Dans cet article

Ce contenu est exclusivement réservé aux abonnés

Introduction

Le purpura fulminans est une infection bactérienne grave principalement due à une infection à Neisseria meningitidis ; mais il peut aussi être la conséquence d’une infection à streptocoque bêta-hémolytique du groupe A, Streptococcus pneumoniae, Haemophilus influenzae, Staphylococcus aureus. Certaines infections virales peuvent aussi être à l’origine d’un purpura fulminans (herpès, varicelle, virus HHV-6).
En France, environ 500 cas d’infections invasives à méningocoque sont déclarés tous les ans (< 100 000 habitants). Les sérogroupes majoritaires sont les sérogroupes B (40 %), C (20 %), W (10 %) et Y (10 %). Le purpura fulminans représente environ 25 % des infections invasives à méningocoque.
L’évolution de l’incidence et de l’épidémiologie du purpura fulminans est disponible en ligne (https://www.santepubliquefrance.fr/maladies-et-traumatismes/maladies-a-prevention-vaccinale/infections-invasives-a-meningocoque).
Le purpura fulminans est une pathologie plus fréquente chez l’enfant et le jeune adulte (64 % des cas ont lieu avant 20 ans). Au sein de cette population, il existe deux pics de fréquence : le nourrisson de moins de 1 an et le jeune adulte de 15 à 20 ans.

Diagnostic

Le diagnostic de purpura fulminans est clinique. Il s’agit d’un épisode fébrile associant au moins une lésion purpurique (ne s’effaçant pas à la vitropression) dont la taille est > 3 mm ou dont l’aspect est nécrotique à des signes de choc (tachycardie, hypotension, marbrures, allongement du temps de recoloration cutané, extrémités fraîches, troubles de la conscience, oligurie).

Prise en charge

Le traitement d’un purpura fulminans est une urgence vitale. Le transfert vers une réanimation pédiatrique doit être médicalisé par le Samu. Le purpura fulminans est avant tout un choc septique.
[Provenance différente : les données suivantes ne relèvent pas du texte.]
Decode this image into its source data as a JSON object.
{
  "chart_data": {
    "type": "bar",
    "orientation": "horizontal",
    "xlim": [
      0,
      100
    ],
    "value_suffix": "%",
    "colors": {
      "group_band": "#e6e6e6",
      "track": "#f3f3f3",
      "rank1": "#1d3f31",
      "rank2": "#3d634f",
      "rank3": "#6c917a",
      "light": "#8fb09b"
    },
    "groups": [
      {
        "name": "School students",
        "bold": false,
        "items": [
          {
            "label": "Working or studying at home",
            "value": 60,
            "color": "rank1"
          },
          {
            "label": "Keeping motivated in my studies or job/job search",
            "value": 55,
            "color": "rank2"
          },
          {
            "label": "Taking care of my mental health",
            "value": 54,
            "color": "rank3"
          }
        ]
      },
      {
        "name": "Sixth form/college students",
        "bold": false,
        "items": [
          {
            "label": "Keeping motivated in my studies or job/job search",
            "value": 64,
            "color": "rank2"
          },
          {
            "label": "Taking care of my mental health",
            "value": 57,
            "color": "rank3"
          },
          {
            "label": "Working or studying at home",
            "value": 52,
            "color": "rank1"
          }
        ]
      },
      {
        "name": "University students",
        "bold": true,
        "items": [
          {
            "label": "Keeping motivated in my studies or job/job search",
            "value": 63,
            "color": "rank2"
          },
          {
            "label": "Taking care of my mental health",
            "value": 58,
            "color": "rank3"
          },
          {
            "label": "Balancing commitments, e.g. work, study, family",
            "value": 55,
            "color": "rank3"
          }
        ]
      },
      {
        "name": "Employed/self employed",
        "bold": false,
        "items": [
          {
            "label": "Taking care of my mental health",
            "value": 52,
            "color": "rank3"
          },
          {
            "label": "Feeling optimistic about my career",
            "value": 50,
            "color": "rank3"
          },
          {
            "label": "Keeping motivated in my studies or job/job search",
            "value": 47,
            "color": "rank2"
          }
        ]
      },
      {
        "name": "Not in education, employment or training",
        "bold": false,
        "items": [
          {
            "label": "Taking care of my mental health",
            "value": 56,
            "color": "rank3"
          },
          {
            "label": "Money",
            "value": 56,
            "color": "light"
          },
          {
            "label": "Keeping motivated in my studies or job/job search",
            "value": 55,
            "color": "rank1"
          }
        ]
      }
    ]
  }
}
La prise en charge repose donc sur :
– l’administration précoce d’une antibiothérapie en intramusculaire (IM) ou en intraveineux (IV) : ceftriaxone (50 mg/kg/j) ou céfotaxime (200 mg/kg) : en 4 prises ;
– un support hémodynamique précoce consistant en plusieurs remplissages vasculaires par Ringer lactate (20 mL/kg sur 10 à 20 minutes) et un support par amines vasopressives (adrénaline ou noradrénaline) ;
– le port d’un masque protecteur également nécessaire, car la transmission se fait par les gouttelettes.

Pronostic

Le purpura fulminans est un choc septique grave, avec une mortalité importante (10-15 % de décès dont 80 % dans les 24 premières heures de prise en charge).
La morbidité pour les patients survivants est aussi importante (jusqu’à 20 % des survivants), avec des ischémies cutanées responsables d’amputations, de greffes de peau et de séquelles esthétiques majeures. Il y a aussi des séquelles neurosensorielles liées à la gravité initiale du choc.

Prévention et santé publique

Le purpura fulminans est une maladie à déclaration obligatoire. Lors du diag­nostic d’un purpura fulminans à ménin­gocoque, il est donc obligatoire de remplir un formulaire de déclaration et de l’envoyer à l’agence régionale de santé (ARS).
L’ARS se charge ensuite de la recherche des cas contacts et de la mise en place de la prophylaxie pour les sujets concernés.
La prophylaxie se fait majoritairement par rifamycine per os. En cas de contre-indication, il est aussi possible d’utiliser de la ciprofloxacine per os ou de la ceftriaxone IV.
Une mise à jour relative aux conditions de délivrance de la prophylaxie des infections invasives à méningocoque est disponible en ligne : https://www.legifrance.gouv.fr/download/pdf/circ?id=43909.
En cas de sérotype couvert par la vaccination (A, B, C, E et W135), une campagne de vaccination peut aussi être mise en place pour limiter le risque d’extension de l’épidémie.

Vaccination

Depuis le 1er janvier 2018, la vaccination contre le sérogroupe C est obligatoire.
Un vaccin contre le sérogroupe B existe aussi mais n’est pas obligatoire en 2021.